One architectural research agency and three visual artists were announced as the 2018 nominees for the prestigious Turner Prize: Forensic Architecture, Naeem Mohaiemen, Charlotte Prodger, and Luke Willis Thompson.
Established in 1984, the annual prize recognizes British artists for an outstanding exhibition or other presentation of their work and aims to highlight emerging talent in contemporary British art.
An accompanying exhibition a the Tate Britain opening on September 25 will showcase the work of the shortlisted artists.
"For their participation in documenta 14 and their solo exhibitions Counter Investigations: Forensic Architecture at the Institute of Contemporary Arts in London, Forensic Architecture: Towards an Investigative Aesthetics at MACBA Barcelona and Forensic Architecture: Towards an Investigative Aesthetics at MUAC Mexico. The jury praised Forensic Architecture for developing highly innovative methods for sourcing and visualising evidence relating to human rights abuses around the world, used in courts of law as well as exhibitions of art and architecture."

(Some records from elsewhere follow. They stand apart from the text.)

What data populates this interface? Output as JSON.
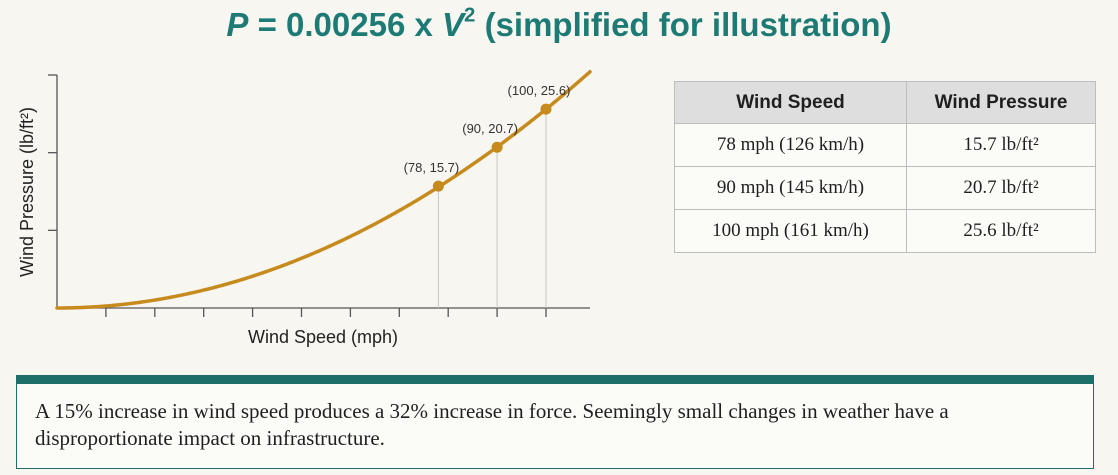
{
  "title": {
    "var_p": "P",
    "mid": " = 0.00256 x ",
    "var_v": "V",
    "exp": "2",
    "tail": " (simplified for illustration)"
  },
  "chart_data": {
    "type": "line",
    "xlabel": "Wind Speed (mph)",
    "ylabel": "Wind Pressure (lb/ft²)",
    "xlim": [
      0,
      109
    ],
    "ylim": [
      0,
      30
    ],
    "x_ticks": [
      0,
      10,
      20,
      30,
      40,
      50,
      60,
      70,
      80,
      90,
      100
    ],
    "y_ticks": [
      10,
      20,
      30
    ],
    "grid": false,
    "curve": {
      "formula": "0.00256 * x^2",
      "color": "#c68a1d"
    },
    "points": [
      {
        "x": 78,
        "y": 15.7,
        "label": "(78, 15.7)"
      },
      {
        "x": 90,
        "y": 20.7,
        "label": "(90, 20.7)"
      },
      {
        "x": 100,
        "y": 25.6,
        "label": "(100, 25.6)"
      }
    ]
  },
  "table": {
    "headers": [
      "Wind Speed",
      "Wind Pressure"
    ],
    "rows": [
      [
        "78 mph (126 km/h)",
        "15.7 lb/ft²"
      ],
      [
        "90 mph (145 km/h)",
        "20.7 lb/ft²"
      ],
      [
        "100 mph (161 km/h)",
        "25.6 lb/ft²"
      ]
    ]
  },
  "note": "A 15% increase in wind speed produces a 32% increase in force. Seemingly small changes in weather have a disproportionate impact on infrastructure."
}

"For his participation in documenta 14 and solo exhibition Naeem Mohaiemen: There is No Last Man at MoMA PS1, New York. The jury was struck by the way Mohaiemen’s films explore post-colonial identity, migration, exile and refuge through narratives using fiction and social history that combine the traumas of history with his own family stories. In his films, installations, and essays, Mohaiemen reflects on radical left politics from around the world, investigating memories of political utopias and the legacies of colonialism."

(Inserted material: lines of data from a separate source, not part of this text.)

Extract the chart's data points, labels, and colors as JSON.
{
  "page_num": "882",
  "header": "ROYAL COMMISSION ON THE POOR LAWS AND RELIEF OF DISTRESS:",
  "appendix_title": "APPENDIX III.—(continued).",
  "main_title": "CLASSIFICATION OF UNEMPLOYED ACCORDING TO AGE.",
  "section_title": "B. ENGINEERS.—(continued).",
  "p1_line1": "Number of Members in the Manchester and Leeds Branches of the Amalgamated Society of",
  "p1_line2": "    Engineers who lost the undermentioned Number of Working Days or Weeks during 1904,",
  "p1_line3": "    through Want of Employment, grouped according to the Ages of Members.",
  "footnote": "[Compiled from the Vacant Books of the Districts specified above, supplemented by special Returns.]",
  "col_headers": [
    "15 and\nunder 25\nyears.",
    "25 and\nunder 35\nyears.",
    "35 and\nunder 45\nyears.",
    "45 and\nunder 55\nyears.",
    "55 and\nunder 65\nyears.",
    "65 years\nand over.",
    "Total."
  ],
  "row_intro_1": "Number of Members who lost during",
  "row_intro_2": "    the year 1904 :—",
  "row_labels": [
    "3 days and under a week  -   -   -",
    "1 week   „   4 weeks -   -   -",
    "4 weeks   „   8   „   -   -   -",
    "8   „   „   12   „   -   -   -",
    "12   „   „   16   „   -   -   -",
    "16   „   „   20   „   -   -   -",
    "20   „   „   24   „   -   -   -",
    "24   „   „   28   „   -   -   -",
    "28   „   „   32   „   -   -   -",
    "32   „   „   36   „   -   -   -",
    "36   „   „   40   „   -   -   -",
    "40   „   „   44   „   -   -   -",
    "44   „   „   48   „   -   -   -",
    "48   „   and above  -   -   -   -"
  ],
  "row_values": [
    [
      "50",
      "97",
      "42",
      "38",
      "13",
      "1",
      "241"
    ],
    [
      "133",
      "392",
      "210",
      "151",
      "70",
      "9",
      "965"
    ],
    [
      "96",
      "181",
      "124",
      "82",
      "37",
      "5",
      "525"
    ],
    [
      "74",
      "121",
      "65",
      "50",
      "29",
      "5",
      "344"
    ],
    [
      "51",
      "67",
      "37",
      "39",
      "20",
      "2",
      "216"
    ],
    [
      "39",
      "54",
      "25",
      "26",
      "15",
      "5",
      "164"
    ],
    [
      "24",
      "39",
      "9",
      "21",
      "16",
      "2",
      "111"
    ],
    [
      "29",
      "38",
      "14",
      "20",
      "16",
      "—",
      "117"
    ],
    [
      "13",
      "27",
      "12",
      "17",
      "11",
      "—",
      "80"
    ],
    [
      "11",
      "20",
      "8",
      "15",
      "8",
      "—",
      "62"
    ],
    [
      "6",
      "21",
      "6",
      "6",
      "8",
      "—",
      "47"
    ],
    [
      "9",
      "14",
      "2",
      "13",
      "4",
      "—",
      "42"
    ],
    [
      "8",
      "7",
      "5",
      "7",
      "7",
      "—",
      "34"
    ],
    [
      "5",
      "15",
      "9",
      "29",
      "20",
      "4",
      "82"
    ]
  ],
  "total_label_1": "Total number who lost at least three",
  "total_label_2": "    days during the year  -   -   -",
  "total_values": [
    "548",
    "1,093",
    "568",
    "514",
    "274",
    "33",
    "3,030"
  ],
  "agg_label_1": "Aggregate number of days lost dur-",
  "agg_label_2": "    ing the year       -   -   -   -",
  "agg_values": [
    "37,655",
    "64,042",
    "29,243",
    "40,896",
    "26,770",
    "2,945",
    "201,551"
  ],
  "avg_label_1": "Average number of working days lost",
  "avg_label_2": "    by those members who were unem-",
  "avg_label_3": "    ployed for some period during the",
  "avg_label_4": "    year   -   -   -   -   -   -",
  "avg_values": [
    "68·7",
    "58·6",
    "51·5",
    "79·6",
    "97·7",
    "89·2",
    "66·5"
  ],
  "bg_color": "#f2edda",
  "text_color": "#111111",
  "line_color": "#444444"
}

"For her solo exhibition BRIDGIT / Stoneymollan Trail at Bergen Kunsthall. The jury praised Prodger for the nuanced way in which she deals with identity politics, particularly from a queer perspective. Using a range of technologies from old camcorders to iPhones, Prodger’s films build a complex narrative exploring relationships between queer bodies, landscape, language, technology and time."
Luke Willis Thompson
"For his solo exhibition Autoportrait at Chisenhale, London. The jury particularly noted the meditative nature of Willis Thompson’s black and white 35mm portrait of Diamond Reynolds. In this deeply affecting study of grief, the artist addresses representations of race and police violence. An homage as well as a critique of Andy Warhol’s Screen Tests, the artist contrasts analogue and new media. Working in film and performance, Willis Thompson investigates the treatment of minority communities and the way objects, places and people can be imbued with violence."

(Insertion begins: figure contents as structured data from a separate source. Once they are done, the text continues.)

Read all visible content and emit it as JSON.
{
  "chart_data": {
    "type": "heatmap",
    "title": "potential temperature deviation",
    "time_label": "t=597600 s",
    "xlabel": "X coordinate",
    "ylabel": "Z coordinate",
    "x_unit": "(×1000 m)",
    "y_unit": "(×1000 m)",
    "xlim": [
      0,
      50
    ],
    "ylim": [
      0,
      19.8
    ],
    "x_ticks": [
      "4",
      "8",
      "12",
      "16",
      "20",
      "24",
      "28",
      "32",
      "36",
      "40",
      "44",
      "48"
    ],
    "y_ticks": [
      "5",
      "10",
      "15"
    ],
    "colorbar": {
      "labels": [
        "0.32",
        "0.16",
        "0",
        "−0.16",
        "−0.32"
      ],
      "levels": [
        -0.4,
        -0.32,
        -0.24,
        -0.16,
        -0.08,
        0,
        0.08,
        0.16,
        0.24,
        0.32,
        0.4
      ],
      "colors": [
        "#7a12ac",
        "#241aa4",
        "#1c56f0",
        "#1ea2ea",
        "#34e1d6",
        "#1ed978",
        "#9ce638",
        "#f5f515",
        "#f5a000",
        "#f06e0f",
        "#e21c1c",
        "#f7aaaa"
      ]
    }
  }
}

The Turner Prize 2018 jury comprises Oliver Basciano, art critic and International Editor at ArtReview; Elena Filipovic, Director of Kunsthalle Basel; Lisa Le Feuvre, Executive Director of Holt-Smithson Foundation; Tom McCarthy, novelist and Visiting Professor, Royal College of Art; and Alex Farquharson, Jury Chair and Director of Tate Britain. The Turner Prize curators this year are Linsey Young, Curator, British Contemporary Art and Elsa Coustou, Assistant Curator, British Contemporary Art, Tate.